The middle decades of the 20th century already seem like another age, thrilling and contradictory as social attitudes changed yet some things continued to run on traditional lines.

Two women who died in the past few days embody those contradictions, which surfaced in their obituaries and would, I suspect, have made at least one of them uncomfortable.

Susan Crosland, whom I knew slightly and liked, was a hugely successful American journalist who also wrote novels. Clever, charming and kind, she was described in headlines after her death last week as the "wife of Labour minister Tony Crosland". Susan Crosland became her husband's biographer after his sudden death in 1977, and their relationship was so central to her life that I don't think she would have minded being described in terms of her second marriage. But I doubt very much whether her fellow American Suze Rotolo, who died a couple of days earlier, would have enjoyed being obituarised as "Bob Dylan's girlfriend and the muse behind many of his greatest songs".

The two women were from different generations – Crosland was 84 when she died, Rotolo 67 – and that may account for some of the differences between them. What's striking is that they were both young adults in the 1960s, when the exhaustion of the Second World War was about to be swept away by a revolution in popular music and politics. Dylan later described his first meeting with Rotolo in 1961 in conventionally romantic terms: "I couldn't take my eyes off her. She was the most erotic thing I'd ever seen. She was fair-skinned and golden-haired, full-blood Italian."

In fact, 17-year-old Rotolo was already much more than a pretty face. A native New Yorker whose parents were members of the American Communist Party, she was involved in the civil rights movement and took the unknown young folk singer from Minnesota to meetings of the Congress of Racial Equality. She politicised Dylan, and was photographed with him on the cover of his early LP, The Freewheelin' Bob Dylan. When she went to Italy without him, he wrote some of his best-known early songs, including "Don't Think Twice, It's All Right".
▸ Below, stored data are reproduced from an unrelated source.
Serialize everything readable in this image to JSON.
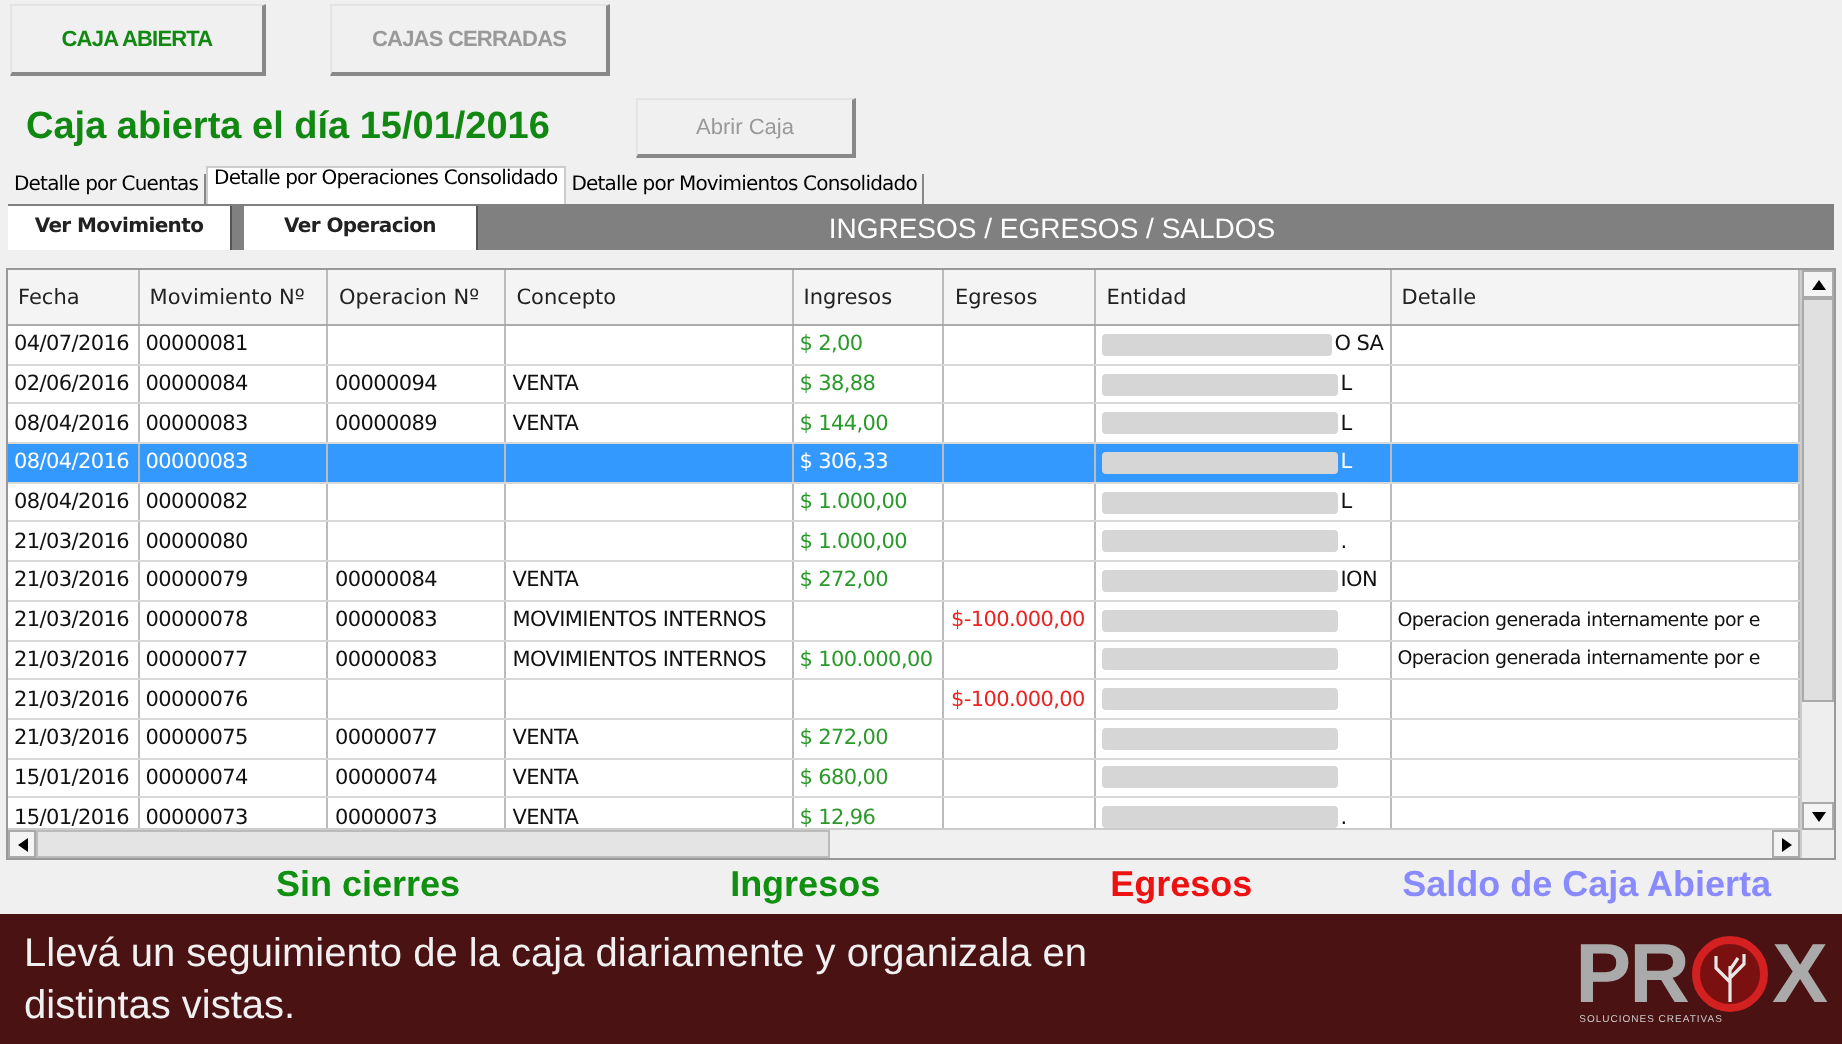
{
  "top_buttons": [
    {
      "label": "CAJA ABIERTA",
      "selected": true
    },
    {
      "label": "CAJAS CERRADAS",
      "selected": false
    }
  ],
  "heading": "Caja abierta el día 15/01/2016",
  "open_button": {
    "label": "Abrir Caja",
    "disabled": true
  },
  "tabs": [
    {
      "label": "Detalle por Cuentas",
      "selected": false
    },
    {
      "label": "Detalle por Operaciones Consolidado",
      "selected": true
    },
    {
      "label": "Detalle por Movimientos Consolidado",
      "selected": false
    }
  ],
  "toolbar": {
    "buttons": [
      "Ver Movimiento",
      "Ver Operacion"
    ],
    "title": "INGRESOS / EGRESOS / SALDOS"
  },
  "table": {
    "columns": [
      "Fecha",
      "Movimiento Nº",
      "Operacion Nº",
      "Concepto",
      "Ingresos",
      "Egresos",
      "Entidad",
      "Detalle"
    ],
    "rows": [
      {
        "fecha": "04/07/2016",
        "movimiento": "00000081",
        "ingresos": "$ 2,00",
        "entidad_blurred": true,
        "entidad": "O SA",
        "selected": false
      },
      {
        "fecha": "02/06/2016",
        "movimiento": "00000084",
        "operacion": "00000094",
        "concepto": "VENTA",
        "ingresos": "$ 38,88",
        "entidad_blurred": true,
        "entidad": "L",
        "selected": false
      },
      {
        "fecha": "08/04/2016",
        "movimiento": "00000083",
        "operacion": "00000089",
        "concepto": "VENTA",
        "ingresos": "$ 144,00",
        "entidad_blurred": true,
        "entidad": "L",
        "selected": false
      },
      {
        "fecha": "08/04/2016",
        "movimiento": "00000083",
        "ingresos": "$ 306,33",
        "entidad_blurred": true,
        "entidad": "L",
        "selected": true
      },
      {
        "fecha": "08/04/2016",
        "movimiento": "00000082",
        "ingresos": "$ 1.000,00",
        "entidad_blurred": true,
        "entidad": "L",
        "selected": false
      },
      {
        "fecha": "21/03/2016",
        "movimiento": "00000080",
        "ingresos": "$ 1.000,00",
        "entidad_blurred": true,
        "entidad": ".",
        "selected": false
      },
      {
        "fecha": "21/03/2016",
        "movimiento": "00000079",
        "operacion": "00000084",
        "concepto": "VENTA",
        "ingresos": "$ 272,00",
        "entidad_blurred": true,
        "entidad": "ION",
        "selected": false
      },
      {
        "fecha": "21/03/2016",
        "movimiento": "00000078",
        "operacion": "00000083",
        "concepto": "MOVIMIENTOS INTERNOS",
        "egresos": "$-100.000,00",
        "entidad_blurred": true,
        "detalle": "Operacion generada internamente por e",
        "selected": false
      },
      {
        "fecha": "21/03/2016",
        "movimiento": "00000077",
        "operacion": "00000083",
        "concepto": "MOVIMIENTOS INTERNOS",
        "ingresos": "$ 100.000,00",
        "entidad_blurred": true,
        "detalle": "Operacion generada internamente por e",
        "selected": false
      },
      {
        "fecha": "21/03/2016",
        "movimiento": "00000076",
        "egresos": "$-100.000,00",
        "entidad_blurred": true,
        "selected": false
      },
      {
        "fecha": "21/03/2016",
        "movimiento": "00000075",
        "operacion": "00000077",
        "concepto": "VENTA",
        "ingresos": "$ 272,00",
        "entidad_blurred": true,
        "selected": false
      },
      {
        "fecha": "15/01/2016",
        "movimiento": "00000074",
        "operacion": "00000074",
        "concepto": "VENTA",
        "ingresos": "$ 680,00",
        "entidad_blurred": true,
        "selected": false
      },
      {
        "fecha": "15/01/2016",
        "movimiento": "00000073",
        "operacion": "00000073",
        "concepto": "VENTA",
        "ingresos": "$ 12,96",
        "entidad_blurred": true,
        "entidad": ".",
        "selected": false
      }
    ]
  },
  "summary": [
    {
      "label": "Sin cierres",
      "color": "#109010"
    },
    {
      "label": "Ingresos",
      "color": "#109010"
    },
    {
      "label": "Egresos",
      "color": "#ee1111"
    },
    {
      "label": "Saldo de Caja Abierta",
      "color": "#8a8aff"
    }
  ],
  "banner": {
    "text": "Llevá un seguimiento de la caja diariamente y organizala en distintas vistas.",
    "logo_left": "PR",
    "logo_right": "X",
    "logo_tagline": "SOLUCIONES CREATIVAS"
  }
}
Their relationship wasn't all right, however, and according to Rotolo's memoir it broke up because he wanted both a muse and someone to look after him. "Bob was charismatic: he was a beacon, a lighthouse," she wrote. "He was also a black hole. He required committed back-up and protection I was unable to provide consistently, probably because I needed them myself." Dylan had already met Joan Baez, with whom he had a short relationship, while Rotolo worked as an artist, never achieving anything like her ex-boyfriend's fame but keeping up her political activities.

Susan Barnes, as she was known in her journalistic career, married Tony Crosland in 1964, around the time Rotolo was breaking up with Dylan. The wedding took place at Chelsea Register Office and the witnesses were Dora Gaitskell and Ruth Dalton, widows of a former Labour leader and Chancellor respectively. Susan Barnes was a much more glamorous figure than other Labour wives of the period and she managed to maintain a separate identity, retaining her own surname until after her husband's death. But she nevertheless took on the role, according to one of her obituaries, of "his charming foil".

From the standpoint of 2011, the Crosland marriage looks like a stage in the evolution of the political marriage, far from traditional but not yet the dual-career partnership shared by Ed Balls and Yvette Cooper. But Suze Rotolo was definitely a woman ahead of her time, rejecting the supporting role that some of her contemporaries would have relished. Even in 1964, she seems to have realised that a man who needs a muse will probably expect her to do the washing-up as well.